Cybernetics: Art, Design, Mathematics — A Meta-Disciplinary Conversation.
International Conference
Deadline for abstracts 29 March 2010.
"This is a conference where the main business will be to confer—to explore ideas through discussion and open exchange, in other words, to take part in an enormous brainstorm together! It is concerned with forming and asking the next question rather than reporting on answers to the last question. The conference is constructed around exploring and developing analogies between the four areas of the arts (including music), cybernetics, design and mathematics. Cross-overs between pairs of these subjects have been common, yet the nature of the cross-overs has rarely been examined, nor have all 4 subjects been brought together."

Art Histories, Cultural Studies and the Cold War

Conference at Institute of Germanic & Romance Studies, University of London (Sept 2010, London)
Deadline for abstracts 24 Feb 2010.
"Twenty years ago the world witnessed the most momentous geo-political changes since the end of the Second World War: the fall of the Berlin Wall, the implosion of the Soviet Union and the emergence of the USA as the global superpower. The period of the Cold War (c.1948-89) was one of ideological struggle and profound cultural crisis, no less so than for the discipline of Art History, rooted in the ideals and aspirations of the European Enlightenment. But the crucible of the Cold War also witnessed the re-definition of Art History, the birth of the New Left and a nascent tradition of Cultural Studies."

Monday 25 January 2010

CfP: Politics of Design International Workshop, 24-25 June 2010, Manchester, UK.

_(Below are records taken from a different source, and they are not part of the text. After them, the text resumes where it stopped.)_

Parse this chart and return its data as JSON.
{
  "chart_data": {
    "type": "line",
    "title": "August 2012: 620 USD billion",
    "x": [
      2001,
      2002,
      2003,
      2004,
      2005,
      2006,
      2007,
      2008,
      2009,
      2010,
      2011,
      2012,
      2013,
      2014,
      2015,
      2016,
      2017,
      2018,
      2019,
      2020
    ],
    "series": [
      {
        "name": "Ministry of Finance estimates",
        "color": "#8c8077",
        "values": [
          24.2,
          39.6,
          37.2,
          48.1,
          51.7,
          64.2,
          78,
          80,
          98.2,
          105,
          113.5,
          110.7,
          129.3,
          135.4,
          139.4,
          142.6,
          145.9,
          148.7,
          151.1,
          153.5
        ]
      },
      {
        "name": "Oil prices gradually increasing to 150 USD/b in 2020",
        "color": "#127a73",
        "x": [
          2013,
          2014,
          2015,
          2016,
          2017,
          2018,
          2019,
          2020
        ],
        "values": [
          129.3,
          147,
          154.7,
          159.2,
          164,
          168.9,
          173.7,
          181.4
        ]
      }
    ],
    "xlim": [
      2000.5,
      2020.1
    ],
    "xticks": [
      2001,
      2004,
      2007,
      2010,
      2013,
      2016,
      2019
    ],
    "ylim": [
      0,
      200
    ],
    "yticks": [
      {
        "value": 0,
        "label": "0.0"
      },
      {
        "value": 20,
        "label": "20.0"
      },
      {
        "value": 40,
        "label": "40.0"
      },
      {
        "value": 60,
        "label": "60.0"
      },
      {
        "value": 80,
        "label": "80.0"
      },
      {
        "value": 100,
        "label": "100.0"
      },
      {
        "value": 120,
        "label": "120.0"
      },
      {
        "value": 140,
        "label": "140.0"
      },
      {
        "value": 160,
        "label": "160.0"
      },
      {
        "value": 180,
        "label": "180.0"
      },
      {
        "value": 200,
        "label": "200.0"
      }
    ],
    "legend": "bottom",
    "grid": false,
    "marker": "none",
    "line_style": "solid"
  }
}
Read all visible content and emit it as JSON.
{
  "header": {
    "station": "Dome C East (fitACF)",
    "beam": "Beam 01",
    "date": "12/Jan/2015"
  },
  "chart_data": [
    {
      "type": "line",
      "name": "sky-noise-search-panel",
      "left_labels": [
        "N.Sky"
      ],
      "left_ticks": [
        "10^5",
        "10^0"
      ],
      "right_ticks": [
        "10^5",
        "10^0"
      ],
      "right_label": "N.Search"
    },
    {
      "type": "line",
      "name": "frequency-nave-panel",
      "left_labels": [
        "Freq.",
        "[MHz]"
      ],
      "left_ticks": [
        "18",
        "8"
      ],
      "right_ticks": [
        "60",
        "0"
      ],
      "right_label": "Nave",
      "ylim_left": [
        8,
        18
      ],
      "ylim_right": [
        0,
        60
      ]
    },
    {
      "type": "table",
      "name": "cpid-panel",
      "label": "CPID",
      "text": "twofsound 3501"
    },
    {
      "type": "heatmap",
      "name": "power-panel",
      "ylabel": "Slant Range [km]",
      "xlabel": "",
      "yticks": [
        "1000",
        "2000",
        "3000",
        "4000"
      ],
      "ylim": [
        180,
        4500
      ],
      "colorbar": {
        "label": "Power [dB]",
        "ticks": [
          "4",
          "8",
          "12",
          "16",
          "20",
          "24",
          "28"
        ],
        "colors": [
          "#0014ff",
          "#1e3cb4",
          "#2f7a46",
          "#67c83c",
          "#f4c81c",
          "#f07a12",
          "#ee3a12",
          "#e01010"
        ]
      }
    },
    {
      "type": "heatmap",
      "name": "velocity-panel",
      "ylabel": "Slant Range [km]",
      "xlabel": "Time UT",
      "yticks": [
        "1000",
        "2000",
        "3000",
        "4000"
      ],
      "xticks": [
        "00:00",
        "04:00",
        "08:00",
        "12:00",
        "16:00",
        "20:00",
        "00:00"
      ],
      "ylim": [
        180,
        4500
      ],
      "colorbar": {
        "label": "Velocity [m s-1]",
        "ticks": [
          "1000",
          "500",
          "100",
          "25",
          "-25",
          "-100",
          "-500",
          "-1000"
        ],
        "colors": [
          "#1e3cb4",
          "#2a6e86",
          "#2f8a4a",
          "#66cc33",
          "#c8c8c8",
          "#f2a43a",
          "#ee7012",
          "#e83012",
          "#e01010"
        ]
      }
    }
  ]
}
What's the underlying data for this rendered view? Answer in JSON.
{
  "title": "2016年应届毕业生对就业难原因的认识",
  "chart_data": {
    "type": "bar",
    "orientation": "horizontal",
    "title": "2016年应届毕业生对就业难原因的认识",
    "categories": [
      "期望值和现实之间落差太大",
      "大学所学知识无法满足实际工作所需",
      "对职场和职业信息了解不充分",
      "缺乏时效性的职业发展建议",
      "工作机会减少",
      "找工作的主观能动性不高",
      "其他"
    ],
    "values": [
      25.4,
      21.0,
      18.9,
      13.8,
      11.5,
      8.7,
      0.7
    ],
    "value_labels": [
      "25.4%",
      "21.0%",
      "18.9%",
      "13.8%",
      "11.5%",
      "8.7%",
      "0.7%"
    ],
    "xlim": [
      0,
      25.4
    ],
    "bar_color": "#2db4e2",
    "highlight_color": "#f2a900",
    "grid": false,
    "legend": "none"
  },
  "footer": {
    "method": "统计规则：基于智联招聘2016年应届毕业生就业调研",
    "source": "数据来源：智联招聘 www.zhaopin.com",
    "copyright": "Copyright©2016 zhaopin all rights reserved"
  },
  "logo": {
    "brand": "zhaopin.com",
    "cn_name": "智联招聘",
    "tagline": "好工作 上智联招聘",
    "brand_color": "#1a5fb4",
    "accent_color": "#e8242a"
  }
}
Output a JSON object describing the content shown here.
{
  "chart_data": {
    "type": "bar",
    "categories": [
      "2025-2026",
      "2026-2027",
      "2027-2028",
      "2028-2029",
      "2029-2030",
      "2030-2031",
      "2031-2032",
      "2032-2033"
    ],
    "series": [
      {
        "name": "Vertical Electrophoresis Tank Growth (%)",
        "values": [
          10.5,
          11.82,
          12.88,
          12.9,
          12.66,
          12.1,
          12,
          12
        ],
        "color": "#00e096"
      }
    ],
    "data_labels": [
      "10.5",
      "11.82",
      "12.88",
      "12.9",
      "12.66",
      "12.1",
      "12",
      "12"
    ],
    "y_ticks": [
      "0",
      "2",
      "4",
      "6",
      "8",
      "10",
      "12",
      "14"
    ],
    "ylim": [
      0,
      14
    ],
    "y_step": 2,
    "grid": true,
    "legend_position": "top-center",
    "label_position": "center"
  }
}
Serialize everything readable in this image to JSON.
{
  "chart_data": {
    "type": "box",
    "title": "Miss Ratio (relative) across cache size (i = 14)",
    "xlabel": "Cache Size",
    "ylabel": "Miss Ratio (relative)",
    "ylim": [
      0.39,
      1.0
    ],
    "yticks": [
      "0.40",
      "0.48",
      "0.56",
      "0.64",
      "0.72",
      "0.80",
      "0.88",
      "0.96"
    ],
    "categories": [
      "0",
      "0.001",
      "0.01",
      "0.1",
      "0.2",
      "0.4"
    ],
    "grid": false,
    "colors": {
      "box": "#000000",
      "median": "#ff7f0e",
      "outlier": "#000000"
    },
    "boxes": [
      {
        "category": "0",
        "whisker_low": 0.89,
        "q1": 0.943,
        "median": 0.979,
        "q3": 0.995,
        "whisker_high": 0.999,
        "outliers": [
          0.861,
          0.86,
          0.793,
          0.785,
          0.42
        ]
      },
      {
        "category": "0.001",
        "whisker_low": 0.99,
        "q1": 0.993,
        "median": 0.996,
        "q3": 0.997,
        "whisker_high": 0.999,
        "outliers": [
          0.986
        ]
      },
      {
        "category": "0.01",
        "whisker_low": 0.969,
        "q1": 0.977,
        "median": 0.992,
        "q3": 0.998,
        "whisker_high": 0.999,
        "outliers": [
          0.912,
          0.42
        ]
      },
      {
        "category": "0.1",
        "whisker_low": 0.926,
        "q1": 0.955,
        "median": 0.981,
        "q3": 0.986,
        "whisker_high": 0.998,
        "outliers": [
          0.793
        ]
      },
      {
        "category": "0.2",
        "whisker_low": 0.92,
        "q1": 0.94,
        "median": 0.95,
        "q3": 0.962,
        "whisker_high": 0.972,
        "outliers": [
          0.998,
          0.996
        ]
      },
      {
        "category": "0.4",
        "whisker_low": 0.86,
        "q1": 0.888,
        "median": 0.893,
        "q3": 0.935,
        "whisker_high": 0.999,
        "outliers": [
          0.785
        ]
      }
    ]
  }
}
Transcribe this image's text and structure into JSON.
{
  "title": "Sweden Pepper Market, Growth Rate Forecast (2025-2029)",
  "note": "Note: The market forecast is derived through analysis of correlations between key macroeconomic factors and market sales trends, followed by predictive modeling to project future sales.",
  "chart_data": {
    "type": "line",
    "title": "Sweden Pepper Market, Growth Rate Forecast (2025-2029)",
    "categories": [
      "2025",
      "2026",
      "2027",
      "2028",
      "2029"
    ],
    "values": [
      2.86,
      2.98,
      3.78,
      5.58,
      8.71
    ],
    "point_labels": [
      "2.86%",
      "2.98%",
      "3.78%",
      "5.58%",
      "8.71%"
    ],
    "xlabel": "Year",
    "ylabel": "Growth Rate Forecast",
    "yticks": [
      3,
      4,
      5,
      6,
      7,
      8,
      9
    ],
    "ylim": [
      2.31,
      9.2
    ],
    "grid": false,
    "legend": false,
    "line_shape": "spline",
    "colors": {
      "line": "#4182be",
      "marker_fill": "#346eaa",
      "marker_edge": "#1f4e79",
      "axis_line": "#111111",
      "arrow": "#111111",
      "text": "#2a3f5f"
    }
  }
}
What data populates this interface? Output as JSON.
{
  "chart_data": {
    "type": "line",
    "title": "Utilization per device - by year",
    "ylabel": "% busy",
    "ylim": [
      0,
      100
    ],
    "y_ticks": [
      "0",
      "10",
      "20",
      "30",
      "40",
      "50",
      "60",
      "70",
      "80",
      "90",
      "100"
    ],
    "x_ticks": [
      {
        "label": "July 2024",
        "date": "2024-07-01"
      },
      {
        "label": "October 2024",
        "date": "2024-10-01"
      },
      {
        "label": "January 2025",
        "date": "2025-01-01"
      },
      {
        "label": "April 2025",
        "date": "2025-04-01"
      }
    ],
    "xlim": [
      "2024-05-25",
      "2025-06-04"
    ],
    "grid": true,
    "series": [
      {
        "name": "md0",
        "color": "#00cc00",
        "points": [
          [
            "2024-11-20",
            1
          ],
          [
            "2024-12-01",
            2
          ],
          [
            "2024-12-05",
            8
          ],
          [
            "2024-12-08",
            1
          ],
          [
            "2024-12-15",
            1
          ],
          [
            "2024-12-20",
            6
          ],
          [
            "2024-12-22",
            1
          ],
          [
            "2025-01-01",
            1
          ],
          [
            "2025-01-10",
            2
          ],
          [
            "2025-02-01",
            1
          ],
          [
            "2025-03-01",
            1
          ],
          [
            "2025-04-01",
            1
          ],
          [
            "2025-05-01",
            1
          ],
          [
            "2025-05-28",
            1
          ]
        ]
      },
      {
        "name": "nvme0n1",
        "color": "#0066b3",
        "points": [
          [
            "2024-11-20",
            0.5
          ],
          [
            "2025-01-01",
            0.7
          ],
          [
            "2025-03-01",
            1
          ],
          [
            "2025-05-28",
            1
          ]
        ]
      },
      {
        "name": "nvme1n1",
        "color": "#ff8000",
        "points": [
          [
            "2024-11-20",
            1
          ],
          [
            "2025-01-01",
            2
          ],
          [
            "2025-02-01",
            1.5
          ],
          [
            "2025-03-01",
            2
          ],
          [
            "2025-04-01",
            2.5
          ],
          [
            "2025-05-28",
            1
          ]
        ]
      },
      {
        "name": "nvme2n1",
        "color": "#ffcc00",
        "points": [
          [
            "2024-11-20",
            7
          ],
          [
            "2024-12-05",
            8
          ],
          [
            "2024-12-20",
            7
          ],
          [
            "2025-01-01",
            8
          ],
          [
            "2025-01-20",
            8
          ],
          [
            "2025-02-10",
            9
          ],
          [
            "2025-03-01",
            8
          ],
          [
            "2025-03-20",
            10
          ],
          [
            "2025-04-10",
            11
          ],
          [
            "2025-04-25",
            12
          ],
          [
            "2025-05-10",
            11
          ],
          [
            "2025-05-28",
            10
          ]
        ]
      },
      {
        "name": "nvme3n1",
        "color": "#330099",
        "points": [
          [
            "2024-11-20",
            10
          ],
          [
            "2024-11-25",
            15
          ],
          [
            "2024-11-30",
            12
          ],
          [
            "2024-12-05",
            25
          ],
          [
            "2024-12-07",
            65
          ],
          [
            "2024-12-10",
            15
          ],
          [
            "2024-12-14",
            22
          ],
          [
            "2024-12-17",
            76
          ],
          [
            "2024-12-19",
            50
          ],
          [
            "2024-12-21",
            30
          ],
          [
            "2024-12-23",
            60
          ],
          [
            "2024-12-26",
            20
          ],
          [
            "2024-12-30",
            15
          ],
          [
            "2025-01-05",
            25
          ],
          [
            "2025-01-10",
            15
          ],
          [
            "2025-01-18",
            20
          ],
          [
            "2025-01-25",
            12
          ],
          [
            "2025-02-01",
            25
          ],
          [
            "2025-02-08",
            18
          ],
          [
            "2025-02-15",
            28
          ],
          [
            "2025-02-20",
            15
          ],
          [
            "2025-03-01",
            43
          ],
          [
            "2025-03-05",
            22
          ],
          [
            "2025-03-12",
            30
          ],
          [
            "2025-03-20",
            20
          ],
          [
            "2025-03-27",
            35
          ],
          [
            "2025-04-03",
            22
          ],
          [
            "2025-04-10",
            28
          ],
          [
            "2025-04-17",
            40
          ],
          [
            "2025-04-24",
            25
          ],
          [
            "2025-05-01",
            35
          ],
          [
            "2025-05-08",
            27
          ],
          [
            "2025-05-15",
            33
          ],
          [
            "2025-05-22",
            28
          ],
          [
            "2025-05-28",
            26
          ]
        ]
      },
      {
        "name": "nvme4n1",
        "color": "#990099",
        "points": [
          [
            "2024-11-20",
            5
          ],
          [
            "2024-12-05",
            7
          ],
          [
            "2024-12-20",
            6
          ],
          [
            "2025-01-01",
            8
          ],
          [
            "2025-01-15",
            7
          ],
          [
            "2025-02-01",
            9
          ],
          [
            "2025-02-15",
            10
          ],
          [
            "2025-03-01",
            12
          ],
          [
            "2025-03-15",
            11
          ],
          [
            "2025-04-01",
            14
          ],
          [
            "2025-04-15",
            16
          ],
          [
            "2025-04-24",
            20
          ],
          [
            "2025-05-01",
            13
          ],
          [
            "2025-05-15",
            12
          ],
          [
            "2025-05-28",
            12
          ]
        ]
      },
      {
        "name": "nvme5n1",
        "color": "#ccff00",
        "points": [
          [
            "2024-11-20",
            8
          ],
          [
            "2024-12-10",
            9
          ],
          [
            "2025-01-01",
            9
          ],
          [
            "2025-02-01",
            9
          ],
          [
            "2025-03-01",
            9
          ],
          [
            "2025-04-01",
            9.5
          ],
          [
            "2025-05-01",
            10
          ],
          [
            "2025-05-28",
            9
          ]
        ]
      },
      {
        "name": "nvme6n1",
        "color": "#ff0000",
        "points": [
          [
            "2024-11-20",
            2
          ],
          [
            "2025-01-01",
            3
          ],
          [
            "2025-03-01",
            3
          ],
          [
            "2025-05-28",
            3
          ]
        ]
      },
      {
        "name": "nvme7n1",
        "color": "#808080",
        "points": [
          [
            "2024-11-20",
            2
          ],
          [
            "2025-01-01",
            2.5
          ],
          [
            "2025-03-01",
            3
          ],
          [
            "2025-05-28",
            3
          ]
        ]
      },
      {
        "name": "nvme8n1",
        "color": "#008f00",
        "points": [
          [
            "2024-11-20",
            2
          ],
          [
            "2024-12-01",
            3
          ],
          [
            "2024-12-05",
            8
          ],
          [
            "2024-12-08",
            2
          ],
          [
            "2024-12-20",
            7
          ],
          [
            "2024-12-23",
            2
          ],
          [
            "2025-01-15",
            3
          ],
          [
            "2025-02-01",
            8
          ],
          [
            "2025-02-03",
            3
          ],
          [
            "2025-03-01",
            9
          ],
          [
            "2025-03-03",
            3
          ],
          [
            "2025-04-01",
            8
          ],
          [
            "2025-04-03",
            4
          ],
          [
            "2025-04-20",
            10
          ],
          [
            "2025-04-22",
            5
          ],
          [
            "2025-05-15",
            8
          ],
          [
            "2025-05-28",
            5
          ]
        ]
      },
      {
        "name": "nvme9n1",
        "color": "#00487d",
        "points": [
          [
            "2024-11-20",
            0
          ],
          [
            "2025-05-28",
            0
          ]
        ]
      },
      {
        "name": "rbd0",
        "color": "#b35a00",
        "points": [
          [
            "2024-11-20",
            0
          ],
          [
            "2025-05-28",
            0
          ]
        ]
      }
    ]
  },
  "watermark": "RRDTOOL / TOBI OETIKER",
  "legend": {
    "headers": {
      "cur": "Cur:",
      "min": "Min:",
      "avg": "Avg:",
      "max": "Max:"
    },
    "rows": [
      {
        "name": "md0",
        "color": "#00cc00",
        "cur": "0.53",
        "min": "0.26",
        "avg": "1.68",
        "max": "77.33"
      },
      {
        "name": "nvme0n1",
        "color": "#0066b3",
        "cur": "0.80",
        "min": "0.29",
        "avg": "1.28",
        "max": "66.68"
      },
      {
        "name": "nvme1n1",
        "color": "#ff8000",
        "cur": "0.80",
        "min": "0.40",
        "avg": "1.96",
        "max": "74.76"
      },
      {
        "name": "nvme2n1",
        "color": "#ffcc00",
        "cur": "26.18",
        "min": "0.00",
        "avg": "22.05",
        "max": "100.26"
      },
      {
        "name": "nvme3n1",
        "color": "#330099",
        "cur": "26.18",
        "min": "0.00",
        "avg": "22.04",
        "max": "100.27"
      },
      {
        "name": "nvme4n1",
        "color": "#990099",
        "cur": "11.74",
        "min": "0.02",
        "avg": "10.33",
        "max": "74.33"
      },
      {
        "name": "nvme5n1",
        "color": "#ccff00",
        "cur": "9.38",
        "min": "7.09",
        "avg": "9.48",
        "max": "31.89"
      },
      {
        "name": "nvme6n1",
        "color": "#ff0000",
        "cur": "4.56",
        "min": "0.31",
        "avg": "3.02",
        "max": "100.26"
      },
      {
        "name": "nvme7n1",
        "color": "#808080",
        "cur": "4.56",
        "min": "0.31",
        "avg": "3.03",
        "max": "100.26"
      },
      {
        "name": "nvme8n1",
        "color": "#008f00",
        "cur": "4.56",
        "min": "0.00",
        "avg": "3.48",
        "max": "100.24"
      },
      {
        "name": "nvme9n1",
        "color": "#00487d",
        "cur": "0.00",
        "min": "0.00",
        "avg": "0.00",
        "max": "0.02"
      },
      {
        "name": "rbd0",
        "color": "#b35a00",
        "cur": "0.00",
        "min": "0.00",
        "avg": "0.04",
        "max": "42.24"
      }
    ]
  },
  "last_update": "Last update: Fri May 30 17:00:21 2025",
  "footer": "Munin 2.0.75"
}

In the last decade numerous STS trained scholars engaged in a venture of unpacking design practices. Yet, to study the practical course of design means to be simultaneously involved in the subject of politics and in the particular sort of politics that is centred on objects (Latour & Weibel, Making Things Public). Recent studies in political philosophy and STS have argued that politics is not limited anymore to citizens, elections, votes, petitions, ideologies and particular institutionalised conflicts (DeVries, What is Political in Sub-politics?), and have reformulated the question of politics into one of cosmopolitics (Stengers, Cosmopolitics; Latour, Politics of Nature) and ontological politics (Mol, Actor Network Theory and After). The “political” is not defined as a way of codifying particular forms of contestation but as opening up new sites and objects of contestation (Barry, Political Machines).


Applicants should submit a 250-word abstract and a short CV in Word format to Albena Yaneva with a copy to Andy Karvonen by February 25, 2010. Accepted participants will be notified by March 1, 2010. Authors of accepted abstracts should confirm their participation in the conference by March 15, 2010 and submit a completed paper of no more than 10 pages that summarises the main points of the presentation by May 21, 2010.